ANSELM: Ich leugne bestimmt nicht, dass Gott barmherzig ist! Doch soviel müsste uns nun klar sein, dass die Seligkeit keinem verliehen werden darf, dem nicht die Sünden vollends vergeben sind, und dass diese Vergebung nur erfolgen kann nach Abtragung der Schuld.
BOSO: So ist es. Nur – wie um alles in der Welt – soll der Mensch gerettet werden, wenn er selbst seine Schuld nicht abträgt, ohne Schuldabtragung aber nicht gerettet werden kann? Ich frage mich wirklich, warum Gott die Menschheit nicht einfach vernichtet, um sich andere und bessere Geschöpfe zuzulegen!
ANSELM: Aber Boso – auch das würde schlecht zu Gott passen! Denn es verträgt sich zwar nicht mit seiner Würde, seine eigenen Gebote umzustoßen und zur Sünde sein Einverständnis zu geben. Es vertrüge sich aber ebensowenig mit Gottes Treue, wenn er seinen guten Schöpfungsplan aufgeben würde wie ein gescheitertes Experiment. Es entspricht nicht seinem Wesen, das Böse ungesühnt zu lassen. Aber es entspräche ebensowenig seinem Wesen, seine großen Verheißungen unerfüllt und den Himmel leer zu lassen. Nein, Boso: Wenn Gott den Menschen für die ewige Seligkeit geschaffen und bestimmt hat, so ist es undenkbar, dass nicht wenigstens einige Menschen diese Seligkeit erlangen! Hat Gott vernunftbegabte Kreaturen gemacht, um sich an ihnen zu erfreuen, so lässt er sie nicht samt und sonders zu Grunde gehen!

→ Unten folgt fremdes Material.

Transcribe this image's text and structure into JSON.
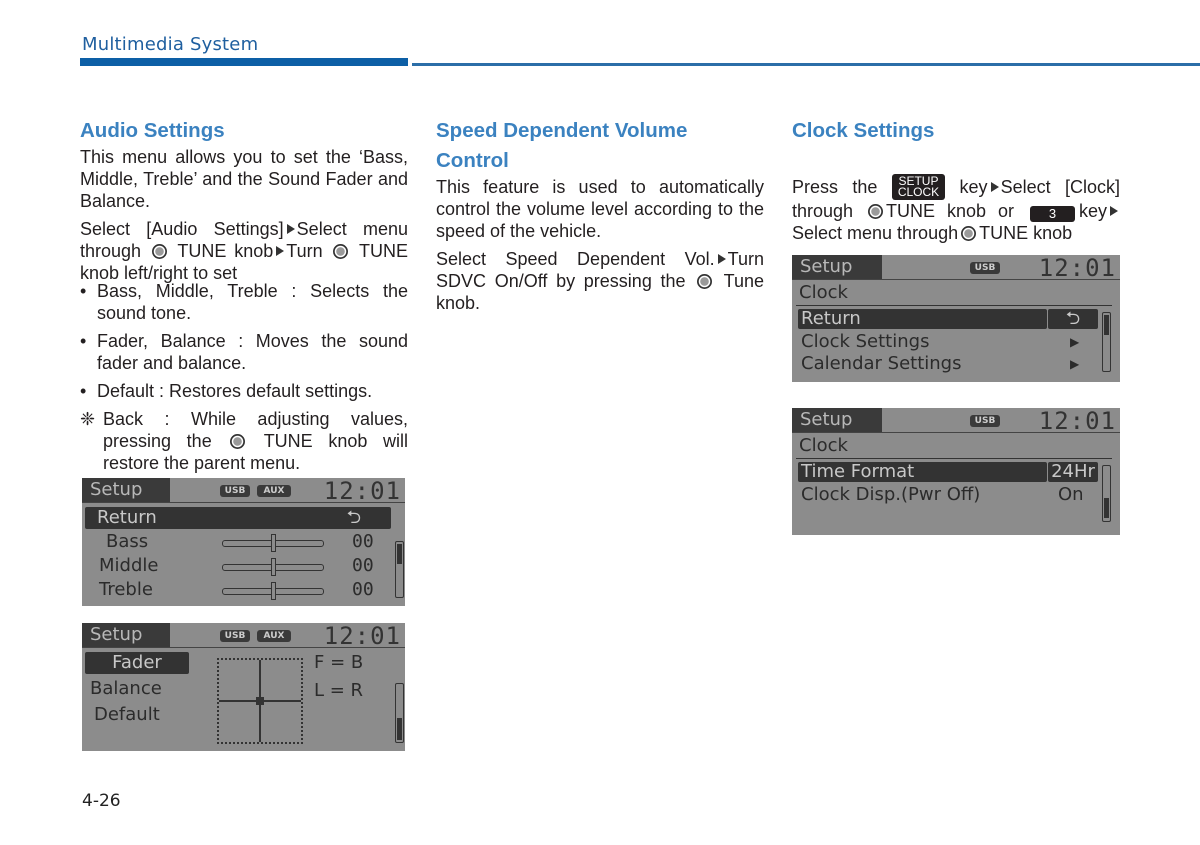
{
  "header": {
    "section_title": "Multimedia System"
  },
  "page_number": "4-26",
  "audio_settings": {
    "heading": "Audio Settings",
    "intro": "This menu allows you to set the ‘Bass, Middle, Treble’ and the Sound Fader and Balance.",
    "steps": {
      "part1": "Select [Audio Settings]",
      "part2": "Select menu through",
      "part3": "TUNE knob",
      "part4": "Turn",
      "part5": "TUNE knob left/right to set"
    },
    "bullets": [
      "Bass, Middle, Treble : Selects the sound tone.",
      "Fader, Balance : Moves the sound fader and balance.",
      "Default : Restores default settings."
    ],
    "note": {
      "mark": "❈",
      "part1": "Back : While adjusting values, pressing the",
      "part2": "TUNE knob will restore the parent menu."
    },
    "screen_tone": {
      "tab": "Setup",
      "badges": [
        "USB",
        "AUX"
      ],
      "time": "12:01",
      "return_label": "Return",
      "return_icon": "return-arrow-icon",
      "rows": [
        {
          "label": "Bass",
          "value": "00",
          "slider_level": 0.5
        },
        {
          "label": "Middle",
          "value": "00",
          "slider_level": 0.5
        },
        {
          "label": "Treble",
          "value": "00",
          "slider_level": 0.5
        }
      ]
    },
    "screen_fader": {
      "tab": "Setup",
      "badges": [
        "USB",
        "AUX"
      ],
      "time": "12:01",
      "menu": [
        "Fader",
        "Balance",
        "Default"
      ],
      "selected": "Fader",
      "fader_readout": "F = B",
      "balance_readout": "L = R"
    }
  },
  "sdvc": {
    "heading_line1": "Speed Dependent Volume",
    "heading_line2": "Control",
    "intro": "This feature is used to automatically control the volume level according to the speed of the vehicle.",
    "step_part1": "Select Speed Dependent Vol.",
    "step_part2": "Turn SDVC On/Off by pressing the",
    "step_part3": "Tune knob."
  },
  "clock_settings": {
    "heading": "Clock Settings",
    "instr": {
      "part1": "Press the",
      "key_line1": "SETUP",
      "key_line2": "CLOCK",
      "part2": "key",
      "part3": "Select [Clock] through",
      "part4": "TUNE knob or",
      "num_key": "3",
      "part5": "key",
      "part6": "Select menu through",
      "part7": "TUNE knob"
    },
    "screen_menu": {
      "tab": "Setup",
      "badge": "USB",
      "time": "12:01",
      "subtitle": "Clock",
      "items": [
        {
          "label": "Return",
          "icon": "return-arrow-icon"
        },
        {
          "label": "Clock Settings",
          "icon": "submenu-arrow-icon"
        },
        {
          "label": "Calendar Settings",
          "icon": "submenu-arrow-icon"
        }
      ]
    },
    "screen_format": {
      "tab": "Setup",
      "badge": "USB",
      "time": "12:01",
      "subtitle": "Clock",
      "items": [
        {
          "label": "Time Format",
          "value": "24Hr"
        },
        {
          "label": "Clock Disp.(Pwr Off)",
          "value": "On"
        }
      ]
    }
  }
}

BOSO: Daraus folgt dann aber, dass es einen Weg zur Erlösung geben muss.
ANSELM: Genau. Und du wirst es gleich verstehen, wie der aussieht, wenn wir die Dinge zusammenfassen: Wir haben festgestellt, dass Gott hinsichtlich der Menschen vollenden wird, was er angefangen hat. Und wir haben auch gesagt, dass das nur geschehen kann durch eine vollständige Sühnung der Sünden, die der Sünder selbst nicht leisten kann. Wenn also geschehen muss, was die Geschöpfe überfordert, liegt dann nicht auf der Hand, dass es der Schöpfer selbst tun muss?
BOSO: Es bleibt nichts anderes übrig.
ANSELM: Also kann nur Gott solche Sühne leisten.
BOSO: Das folgt mit Notwendigkeit.
ANSELM: Und doch sollte diese Sühne niemand leisten als der Mensch, der den Schaden verursacht hat.
BOSO: Auch das stimmt.
ANSELM: Besteht also die Notwendigkeit der Erlösung, um Gottes Plan zum Ziel zu führen, und kann Erlösung nicht stattfinden, ohne dass eine entsprechende Sühne vorausgeht, die niemand leisten kann außer Gott, und die niemand leisten soll außer der Mensch: So muss der, welcher sie wirklich leistet, offenbar Gott und Mensch zugleich sein.
BOSO: Äh, kannst du das noch mal langsam sagen, Anselm?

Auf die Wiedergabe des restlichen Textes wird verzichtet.